What is the TCP Protocol in Computer Network?


TCP represents Transmission Control Protocol. It is a transport layer protocol that facilitates the transmission of packets from source to destination. It is a connectionoriented protocol that defines it creates the connection before the communication that appears between the computing devices in a network.

TCP organizes information so that it can be sent between a server and a user. It maintains the integrity of the information being communicated over a network. Before it sends data, TCP creates a connection between a source and its destination, which it provides remains live until communication starts. It then divides huge amounts of information into smaller packets, while providing data integrity is established throughout the process.

TCP can send data from high-level protocols that require all information to arrive. These contain peer-to-peer sharing protocols such as File Transfer Protocol (FTP), Secure Shell (SSH), and Telnet. It can send and receive email through Internet Message Access Protocol (IMAP), Post Office Protocol (POP), and Simple Mail Transfer Protocol (SMTP), and for internet creation through the Hypertext Transfer Protocol (HTTP).

The TCP application in the network protocol stack of the operating framework is responsible for creating and removing the end-to-end connections and transferring information. The TCP application is contained by multiple network applications, including web browsers or servers, via particular interfaces. Each connection should continually be recognized by two represented endpoints (client and server).

Each packet contains the 32-bit sequence number.

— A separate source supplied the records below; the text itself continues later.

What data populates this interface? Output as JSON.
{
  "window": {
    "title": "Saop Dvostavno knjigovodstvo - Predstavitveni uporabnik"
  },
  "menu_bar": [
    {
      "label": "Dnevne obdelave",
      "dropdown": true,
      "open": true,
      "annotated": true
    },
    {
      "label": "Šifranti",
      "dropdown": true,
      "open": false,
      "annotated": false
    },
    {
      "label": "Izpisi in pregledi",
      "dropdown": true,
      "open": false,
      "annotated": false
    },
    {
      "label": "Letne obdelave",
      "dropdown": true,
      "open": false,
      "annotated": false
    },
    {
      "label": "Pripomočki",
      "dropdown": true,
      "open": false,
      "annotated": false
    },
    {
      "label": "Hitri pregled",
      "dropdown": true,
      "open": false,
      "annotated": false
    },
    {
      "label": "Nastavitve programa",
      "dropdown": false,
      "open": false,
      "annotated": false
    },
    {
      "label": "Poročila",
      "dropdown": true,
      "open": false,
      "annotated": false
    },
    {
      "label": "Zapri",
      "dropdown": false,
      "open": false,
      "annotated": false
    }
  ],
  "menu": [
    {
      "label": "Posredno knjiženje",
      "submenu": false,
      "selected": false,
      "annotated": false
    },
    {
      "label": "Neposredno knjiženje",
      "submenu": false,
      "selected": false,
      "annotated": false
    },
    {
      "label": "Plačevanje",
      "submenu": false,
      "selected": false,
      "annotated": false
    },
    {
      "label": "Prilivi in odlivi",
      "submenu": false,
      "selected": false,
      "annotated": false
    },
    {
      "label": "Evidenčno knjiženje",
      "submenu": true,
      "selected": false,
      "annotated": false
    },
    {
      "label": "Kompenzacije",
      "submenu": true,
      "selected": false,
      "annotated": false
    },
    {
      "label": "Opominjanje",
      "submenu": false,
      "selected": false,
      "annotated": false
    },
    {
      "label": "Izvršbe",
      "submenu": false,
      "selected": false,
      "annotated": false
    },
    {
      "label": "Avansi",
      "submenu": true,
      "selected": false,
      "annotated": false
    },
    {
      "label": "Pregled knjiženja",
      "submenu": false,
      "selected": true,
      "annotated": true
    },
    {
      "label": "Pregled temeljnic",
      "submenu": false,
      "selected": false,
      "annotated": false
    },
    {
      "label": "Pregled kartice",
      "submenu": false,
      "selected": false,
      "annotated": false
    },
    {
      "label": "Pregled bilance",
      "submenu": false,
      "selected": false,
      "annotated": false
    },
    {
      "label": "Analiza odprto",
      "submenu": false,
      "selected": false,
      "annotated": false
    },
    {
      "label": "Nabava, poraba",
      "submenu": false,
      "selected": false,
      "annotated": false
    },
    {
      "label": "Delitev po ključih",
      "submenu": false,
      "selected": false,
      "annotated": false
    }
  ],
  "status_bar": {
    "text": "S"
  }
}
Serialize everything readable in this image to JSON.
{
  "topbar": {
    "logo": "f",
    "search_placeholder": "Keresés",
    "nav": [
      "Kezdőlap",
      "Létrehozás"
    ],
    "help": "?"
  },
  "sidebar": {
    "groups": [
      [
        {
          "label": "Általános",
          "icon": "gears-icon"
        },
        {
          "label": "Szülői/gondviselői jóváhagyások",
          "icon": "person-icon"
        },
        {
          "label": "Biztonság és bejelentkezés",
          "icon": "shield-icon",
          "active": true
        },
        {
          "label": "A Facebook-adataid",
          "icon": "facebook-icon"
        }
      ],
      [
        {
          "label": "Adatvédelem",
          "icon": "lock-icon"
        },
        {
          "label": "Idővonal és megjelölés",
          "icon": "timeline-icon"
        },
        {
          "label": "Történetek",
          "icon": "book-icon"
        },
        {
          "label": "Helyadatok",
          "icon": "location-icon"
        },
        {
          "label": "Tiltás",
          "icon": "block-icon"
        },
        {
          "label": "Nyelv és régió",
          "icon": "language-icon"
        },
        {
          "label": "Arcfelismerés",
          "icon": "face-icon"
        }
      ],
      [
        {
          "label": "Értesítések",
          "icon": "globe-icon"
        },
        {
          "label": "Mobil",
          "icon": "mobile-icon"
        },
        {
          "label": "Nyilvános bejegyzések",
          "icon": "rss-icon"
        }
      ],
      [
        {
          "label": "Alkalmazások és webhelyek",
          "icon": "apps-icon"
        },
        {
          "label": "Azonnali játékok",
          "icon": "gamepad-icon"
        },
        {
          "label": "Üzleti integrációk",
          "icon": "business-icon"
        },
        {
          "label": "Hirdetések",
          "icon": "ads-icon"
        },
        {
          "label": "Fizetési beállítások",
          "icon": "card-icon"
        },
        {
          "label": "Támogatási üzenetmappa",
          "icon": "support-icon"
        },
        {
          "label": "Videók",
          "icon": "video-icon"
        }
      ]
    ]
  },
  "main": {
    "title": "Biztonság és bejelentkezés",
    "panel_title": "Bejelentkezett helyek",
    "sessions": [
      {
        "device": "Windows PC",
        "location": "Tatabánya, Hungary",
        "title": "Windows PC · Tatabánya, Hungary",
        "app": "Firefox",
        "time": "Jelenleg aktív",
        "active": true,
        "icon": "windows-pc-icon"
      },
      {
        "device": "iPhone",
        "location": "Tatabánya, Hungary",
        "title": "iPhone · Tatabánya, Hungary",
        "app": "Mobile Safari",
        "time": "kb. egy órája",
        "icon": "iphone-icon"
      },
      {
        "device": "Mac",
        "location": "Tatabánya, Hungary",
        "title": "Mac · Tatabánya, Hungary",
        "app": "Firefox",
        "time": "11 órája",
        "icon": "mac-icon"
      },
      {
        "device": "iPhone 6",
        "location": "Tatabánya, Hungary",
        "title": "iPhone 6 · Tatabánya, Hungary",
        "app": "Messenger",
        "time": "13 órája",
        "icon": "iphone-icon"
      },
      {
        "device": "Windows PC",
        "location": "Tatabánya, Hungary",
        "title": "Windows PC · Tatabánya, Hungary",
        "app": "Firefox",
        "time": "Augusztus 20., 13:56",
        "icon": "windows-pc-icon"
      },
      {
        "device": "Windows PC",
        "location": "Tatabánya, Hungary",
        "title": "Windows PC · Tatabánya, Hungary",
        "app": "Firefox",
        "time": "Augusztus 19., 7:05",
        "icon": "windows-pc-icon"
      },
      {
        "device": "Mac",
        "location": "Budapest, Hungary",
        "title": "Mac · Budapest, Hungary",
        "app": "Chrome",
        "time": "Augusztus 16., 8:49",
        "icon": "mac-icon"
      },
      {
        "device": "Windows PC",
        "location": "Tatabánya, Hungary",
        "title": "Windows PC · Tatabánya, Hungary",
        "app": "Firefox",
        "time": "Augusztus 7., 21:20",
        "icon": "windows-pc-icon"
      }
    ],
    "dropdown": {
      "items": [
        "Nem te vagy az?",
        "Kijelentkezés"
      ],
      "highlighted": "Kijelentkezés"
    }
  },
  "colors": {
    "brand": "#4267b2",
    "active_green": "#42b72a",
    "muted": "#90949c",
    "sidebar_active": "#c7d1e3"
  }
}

These numbers are used for both acknowledgement and window mechanism. This data is exchanged in the byte units called a segment. A segment consists of fixed 20 bytes plus followed by zero or more data bytes.

Segment Size

The TCP software decides the segment size. In this, some restrictions are put on the segment size as follows −

  • Each segment involving the TCP header must fit in the 65525 byte IP payload.

  • Each segment must fit in the maximum transfer unit (MTU). Each network has a maximum transfer unit (MTU).

Fragmentation

If a segment becomes too large, then it is broken into small fragments. On each fragmentation done by a router, then to each fragment, a new IP header is appended. Therefore, the fragmentation increases the overhead.

Timer

The basic protocol used by TCP entities is the sliding window protocol. A sender starts a timer as soon as a sender transmits a segment where the destination receives the segment. It sends back acknowledgement along with data, if any. The acknowledgement number is equal to the following sequence number it expects to receive. If the sender’s timer goes out before the acknowledgement is received, then the sender will send the unacknowledged packet again.

Problems Related to TCP Timer Window Protocol

As the segments can be fragmented, a port of the transmitted segment can reach the destination, while maybe lost the remaining part or segments arrive out of order. Sometimes segments get delayed so much that the timer is out, and retransmissions take place.

In retransmitted segments, they can take a different route than the original segment. Then fragments of the initial segment & retransmitted segments both can sporadically reach the destination. So a careful administration technique is required to achieve a reliable byte stream. There is a possibility of congestion along the path.